Friday, 13 March 2020

Bumblebees hate pumpkin pollen, which may help pumpkins

MARCH 11, 2020

by Krishna Ramanujan, Cornell University

When it comes to feeding on pollen, honeybees and bumblebees are generalists. They like a buffet of choices—except when it comes to pollen from flowers of the genus Cucurbita, including squash and pumpkin, which they avoid.

A Cornell study, "Pollen Defenses Negatively Impact Foraging and Fitness in a Generalist Bee," published Feb. 20 in the journal Nature Scientific Reports, found that squash and pumpkin pollen have physical, nutritional and chemical defense qualities that are harmful to bumblebees.

"When bumblebees are fed cucurbit pollen, it causes all kinds of problems," said Bryan Danforth, professor of entomology and the paper's senior author. "Adults have damaged and distorted digestive tracts and colonies fed cucurbit pollen failed to rear any offspring."

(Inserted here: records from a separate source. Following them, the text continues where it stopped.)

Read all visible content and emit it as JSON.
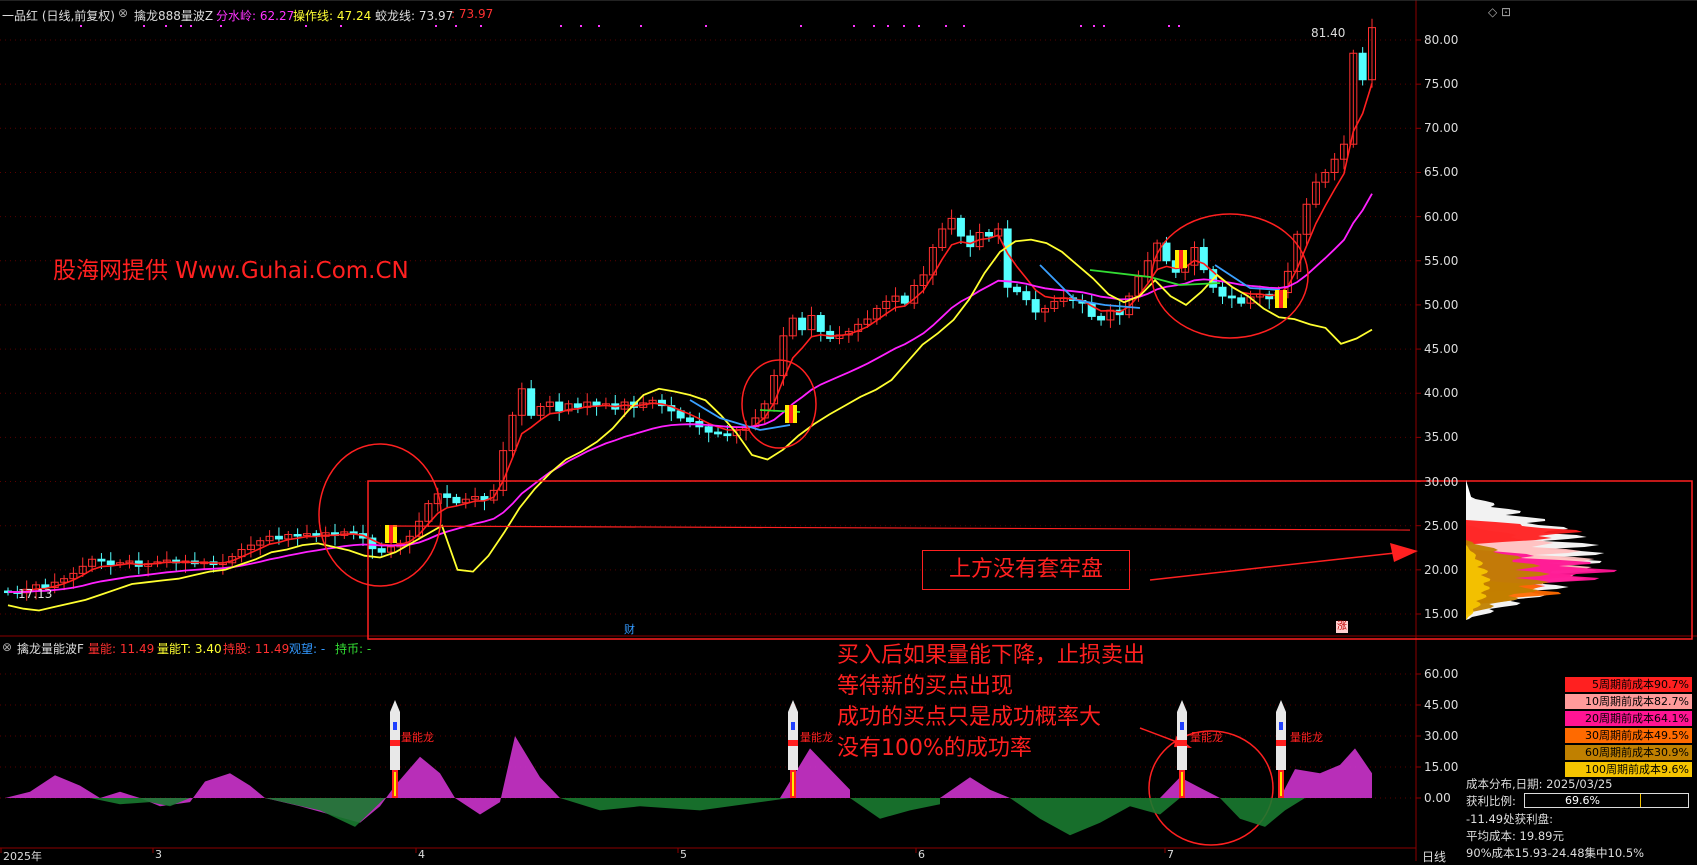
{
  "header": {
    "stock_label": "一品红 (日线,前复权)",
    "indicator_name": "擒龙888量波Z",
    "fenshui_label": "分水岭: 62.27",
    "caozuo_label": "操作线: 47.24",
    "jiaolong_label": "蛟龙线: 73.97",
    "jiaolong_extra": ": 73.97"
  },
  "sub_header": {
    "indicator_name": "擒龙量能波F",
    "liangneng_label": "量能: 11.49",
    "liangnengT_label": "量能T: 3.40",
    "chigu_label": "持股: 11.49",
    "guanwang_label": "观望: -",
    "chibi_label": "持币: -"
  },
  "price_axis": [
    "80.00",
    "75.00",
    "70.00",
    "65.00",
    "60.00",
    "55.00",
    "50.00",
    "45.00",
    "40.00",
    "35.00",
    "30.00",
    "25.00",
    "20.00",
    "15.00"
  ],
  "sub_axis": [
    "60.00",
    "45.00",
    "30.00",
    "15.00",
    "0.00"
  ],
  "x_axis": [
    "2025年",
    "3",
    "4",
    "5",
    "6",
    "7"
  ],
  "period_label": "日线",
  "labels": {
    "high_price": "81.40",
    "low_price": "17.13",
    "watermark": "股海网提供 Www.Guhai.Com.CN",
    "no_trapped": "上方没有套牢盘",
    "note_line1": "买入后如果量能下降，止损卖出",
    "note_line2": "等待新的买点出现",
    "note_line3": "成功的买点只是成功概率大",
    "note_line4": "没有100%的成功率",
    "cai_marker": "财",
    "zhang_marker": "涨",
    "rocket_label": "量能龙"
  },
  "cost_legend": [
    {
      "label": "5周期前成本90.7%",
      "color": "#ff2020"
    },
    {
      "label": "10周期前成本82.7%",
      "color": "#ff9a9a"
    },
    {
      "label": "20周期前成本64.1%",
      "color": "#ff1493"
    },
    {
      "label": "30周期前成本49.5%",
      "color": "#ff6a00"
    },
    {
      "label": "60周期前成本30.9%",
      "color": "#c08000"
    },
    {
      "label": "100周期前成本9.6%",
      "color": "#f5c400"
    }
  ],
  "cost_stats": {
    "date_line": "成本分布,日期: 2025/03/25",
    "profit_label": "获利比例:",
    "profit_value": "69.6%",
    "profit_ratio": 0.696,
    "line3": "-11.49处获利盘:",
    "line4": "平均成本: 19.89元",
    "line5": "90%成本15.93-24.48集中10.5%"
  },
  "colors": {
    "up": "#ff3030",
    "down": "#54ffff",
    "ma_fast": "#ff2020",
    "ma_mid": "#ff20ff",
    "ma_slow": "#ffff30",
    "annotation": "#ff2020",
    "grid": "#5a0000"
  }
}
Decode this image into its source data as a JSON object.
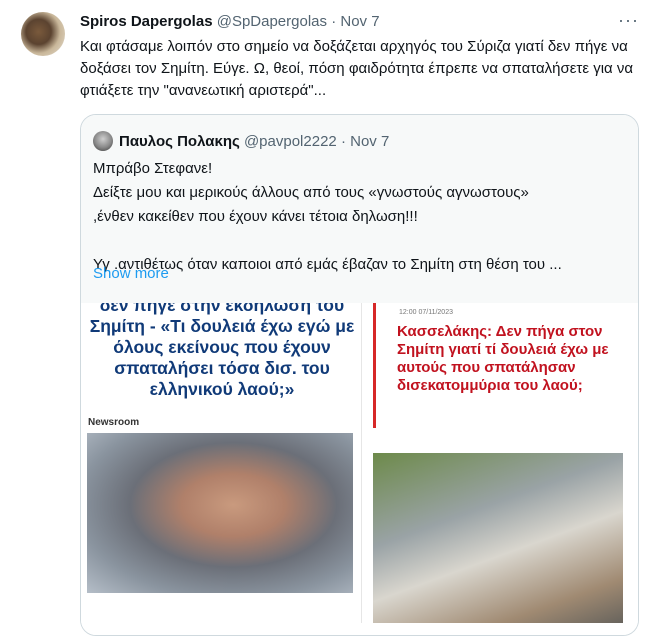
{
  "tweet": {
    "name": "Spiros Dapergolas",
    "handle": "@SpDapergolas",
    "separator": "·",
    "date": "Nov 7",
    "more": "···",
    "text": "Και φτάσαμε λοιπόν στο σημείο να δοξάζεται αρχηγός του Σύριζα γιατί δεν πήγε να δοξάσει τον Σημίτη. Εύγε. Ω, θεοί, πόση φαιδρότητα έπρεπε να σπαταλήσετε για να φτιάξετε την \"ανανεωτική αριστερά\"..."
  },
  "quote": {
    "name": "Παυλος Πολακης",
    "handle": "@pavpol2222",
    "separator": "·",
    "date": "Nov 7",
    "lines": [
      "Μπράβο Στεφανε!",
      "Δείξτε μου και μερικούς άλλους από τους «γνωστούς αγνωστους»",
      ",ένθεν κακείθεν που έχουν κάνει τέτοια δηλωση!!!",
      "",
      "Υγ .αντιθέτως όταν καποιοι από εμάς έβαζαν το Σημίτη στη θέση του ..."
    ],
    "show_more": "Show more"
  },
  "media": {
    "card1": {
      "headline": "δεν πήγε στην εκδήλωση του Σημίτη - «Τι δουλειά έχω εγώ με όλους εκείνους που έχουν σπαταλήσει τόσα δισ. του ελληνικού λαού;»",
      "source": "Newsroom"
    },
    "card2": {
      "meta": "12:00 07/11/2023",
      "headline": "Κασσελάκης: Δεν πήγα στον Σημίτη γιατί τί δουλειά έχω με αυτούς που σπατάλησαν δισεκατομμύρια του λαού;"
    }
  }
}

Bumblebees do visit pumpkin and squash flowers for the nectar, and though they don't collect the pollen, some might inadvertently get on their legs.

"I actually saw them in the field using their legs to groom it off their bodies and then wipe it on a leaf," said first author Kristen Brochu Ph.D. '18, a former Cornell doctoral student in Danforth's lab and a postdoctoral researcher at Pennsylvania State University. "Not only are they not collecting it, they actually hate it."

At the same time, another bee, the squash bee, eats only cucurbit pollen.

"The [cucurbit] system is really interesting because we have specialists and generalist bees feeding on the same resource," Brochu said.

The results suggest that deterring bumblebees from collecting and eating pollen may provide an evolutionary benefit to cucurbit plants.